Google’s “political ad ban” also isn’t exactly a total ban on political ads. Due to how it classifies political content and its sensitive event policy, ads for local municipal elections (i.e. advertisements for the New York City mayoral election) are still allowed to run during this time.
Facebook
Facebook’s troubles implementing their own ad ban seems to be the messiest, as the company takes an extremely broad definition of political content, and is constantly swarmed by advertisers looking to bypass their automated approval process. Under Facebook’s current approval process, organizations can achieve hundreds of thousands of impressions and spend several thousand dollars before their political ads are flagged and taken down.
POLITICO's Zach Montellaro noted that one group spent $40,000 in a one-week period during the ads blackout. Facebook’s own transparency library shows that right-wing media site PragerU spent over $15,000 in the past 30 days on political ads, and we also noticed a few progressive groups slipping through the cracks with some widely distributed fundraising ads.
It’s kind of a gray area, but fundraising and acquisition ads from political-ish nonprofits aren’t technically banned, as long as their language avoids keywords that may be seen as political. The below ad from political advocacy group Sunrise Movement is a good example of that - it has been up for 6 days and counting, and uses language carefully crafted to avoid keywords that would trigger Facebook’s ire. 😂
More outrageous than those enforcement errors and blurry policies is the open fact that the Daily Wire and Ben Shapiro never stopped running ads fighting political culture wars and attacking President Biden since the insurrection at the Capitol. It’s no surprise that there have been reports of Facebook’s policies favoring far-right media personalities - the below ads are not considered political by the company, and we are unable to see their spending or targeting information.
All of this is to say we didn’t report this to snitch on people for doing a bad job at implementing their policies, or to praise advertisers at successfully getting around the rules. Facebook, Google, and Twitter are some of the world’s largest companies, and we’ve already seen the profound impact they’ve had on our elections, our information ecosystem, and our society (for better or worse). In just a short period of time, it’s become glaringly apparent that half-baked policies that lack proper oversight and enforcement can have the opposite intended effects, like allowing inflammatory political content to fly under the radar, potentially exacerbating the spread of misinformation.

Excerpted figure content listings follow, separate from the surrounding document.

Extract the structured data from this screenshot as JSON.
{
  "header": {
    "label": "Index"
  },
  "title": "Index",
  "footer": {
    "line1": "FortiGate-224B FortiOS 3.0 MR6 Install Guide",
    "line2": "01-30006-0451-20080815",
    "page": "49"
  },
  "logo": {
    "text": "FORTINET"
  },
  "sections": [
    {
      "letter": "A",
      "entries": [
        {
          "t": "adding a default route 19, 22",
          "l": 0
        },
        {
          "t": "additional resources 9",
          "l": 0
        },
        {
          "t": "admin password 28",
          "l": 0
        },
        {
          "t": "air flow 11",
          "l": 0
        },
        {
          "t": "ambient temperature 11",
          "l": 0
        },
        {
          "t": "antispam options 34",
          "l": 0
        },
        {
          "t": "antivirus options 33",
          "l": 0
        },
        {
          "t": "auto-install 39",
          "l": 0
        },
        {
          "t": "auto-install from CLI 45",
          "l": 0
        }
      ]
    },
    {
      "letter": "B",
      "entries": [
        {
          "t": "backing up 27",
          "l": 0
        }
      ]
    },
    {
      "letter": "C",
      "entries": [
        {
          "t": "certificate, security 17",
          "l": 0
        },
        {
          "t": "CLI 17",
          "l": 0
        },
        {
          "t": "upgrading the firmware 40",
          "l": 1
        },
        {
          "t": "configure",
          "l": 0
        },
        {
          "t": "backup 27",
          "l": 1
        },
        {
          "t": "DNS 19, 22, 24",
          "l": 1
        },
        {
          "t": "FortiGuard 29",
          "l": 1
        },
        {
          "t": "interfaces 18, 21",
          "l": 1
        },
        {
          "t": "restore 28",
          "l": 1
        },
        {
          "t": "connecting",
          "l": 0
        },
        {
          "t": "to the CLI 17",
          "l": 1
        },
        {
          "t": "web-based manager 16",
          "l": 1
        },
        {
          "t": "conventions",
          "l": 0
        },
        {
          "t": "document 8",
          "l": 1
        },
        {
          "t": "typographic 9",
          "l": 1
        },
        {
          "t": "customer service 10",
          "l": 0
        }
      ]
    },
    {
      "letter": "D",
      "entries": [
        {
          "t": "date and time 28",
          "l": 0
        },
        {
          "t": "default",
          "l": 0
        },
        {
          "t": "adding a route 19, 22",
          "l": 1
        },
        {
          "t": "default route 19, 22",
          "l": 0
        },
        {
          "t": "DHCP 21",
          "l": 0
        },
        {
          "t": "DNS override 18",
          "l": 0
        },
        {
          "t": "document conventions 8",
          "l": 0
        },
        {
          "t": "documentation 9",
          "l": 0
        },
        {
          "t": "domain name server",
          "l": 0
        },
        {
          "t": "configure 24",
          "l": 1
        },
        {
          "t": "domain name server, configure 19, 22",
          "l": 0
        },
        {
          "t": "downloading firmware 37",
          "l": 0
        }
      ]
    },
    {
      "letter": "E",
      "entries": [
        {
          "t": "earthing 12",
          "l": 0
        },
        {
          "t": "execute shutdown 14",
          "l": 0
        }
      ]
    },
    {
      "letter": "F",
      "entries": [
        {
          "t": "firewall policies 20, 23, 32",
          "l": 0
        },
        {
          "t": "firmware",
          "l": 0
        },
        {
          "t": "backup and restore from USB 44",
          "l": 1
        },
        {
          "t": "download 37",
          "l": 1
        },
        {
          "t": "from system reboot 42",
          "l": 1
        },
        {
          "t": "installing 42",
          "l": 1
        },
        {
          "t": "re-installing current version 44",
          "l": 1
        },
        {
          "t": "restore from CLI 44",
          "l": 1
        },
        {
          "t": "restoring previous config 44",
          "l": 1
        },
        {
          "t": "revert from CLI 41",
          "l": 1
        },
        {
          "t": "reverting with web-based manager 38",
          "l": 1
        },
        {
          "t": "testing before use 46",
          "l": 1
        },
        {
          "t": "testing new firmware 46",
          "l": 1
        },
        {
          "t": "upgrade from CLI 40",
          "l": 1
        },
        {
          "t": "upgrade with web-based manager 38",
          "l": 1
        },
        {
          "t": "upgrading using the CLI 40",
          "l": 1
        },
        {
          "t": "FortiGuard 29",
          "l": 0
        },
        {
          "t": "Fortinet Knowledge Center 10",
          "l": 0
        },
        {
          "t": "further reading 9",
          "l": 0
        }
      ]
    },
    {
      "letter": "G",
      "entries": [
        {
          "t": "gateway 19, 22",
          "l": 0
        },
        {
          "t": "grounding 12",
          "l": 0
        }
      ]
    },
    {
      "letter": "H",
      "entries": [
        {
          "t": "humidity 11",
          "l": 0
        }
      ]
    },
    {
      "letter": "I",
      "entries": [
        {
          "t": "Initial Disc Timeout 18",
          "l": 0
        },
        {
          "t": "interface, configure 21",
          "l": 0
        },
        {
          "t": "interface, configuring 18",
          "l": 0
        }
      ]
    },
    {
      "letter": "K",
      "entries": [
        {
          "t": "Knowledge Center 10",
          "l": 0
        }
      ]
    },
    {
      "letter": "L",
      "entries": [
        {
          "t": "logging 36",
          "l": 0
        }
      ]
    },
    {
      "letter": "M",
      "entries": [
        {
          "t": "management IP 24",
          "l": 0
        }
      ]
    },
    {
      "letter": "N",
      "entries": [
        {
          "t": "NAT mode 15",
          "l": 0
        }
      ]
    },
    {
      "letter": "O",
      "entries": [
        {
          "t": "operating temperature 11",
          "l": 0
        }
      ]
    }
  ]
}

That’s why we adamantly opposed blanket bans of political ads in the first place. Some of the most effective tactics in delivering factual, trusted information to citizens can be through paid advertising. So when the biggest social media platforms rush through changes that are clearly meant as PR moves more than actual meaningful policy moves, they should think more carefully and be far more transparent about implementation before charging forward.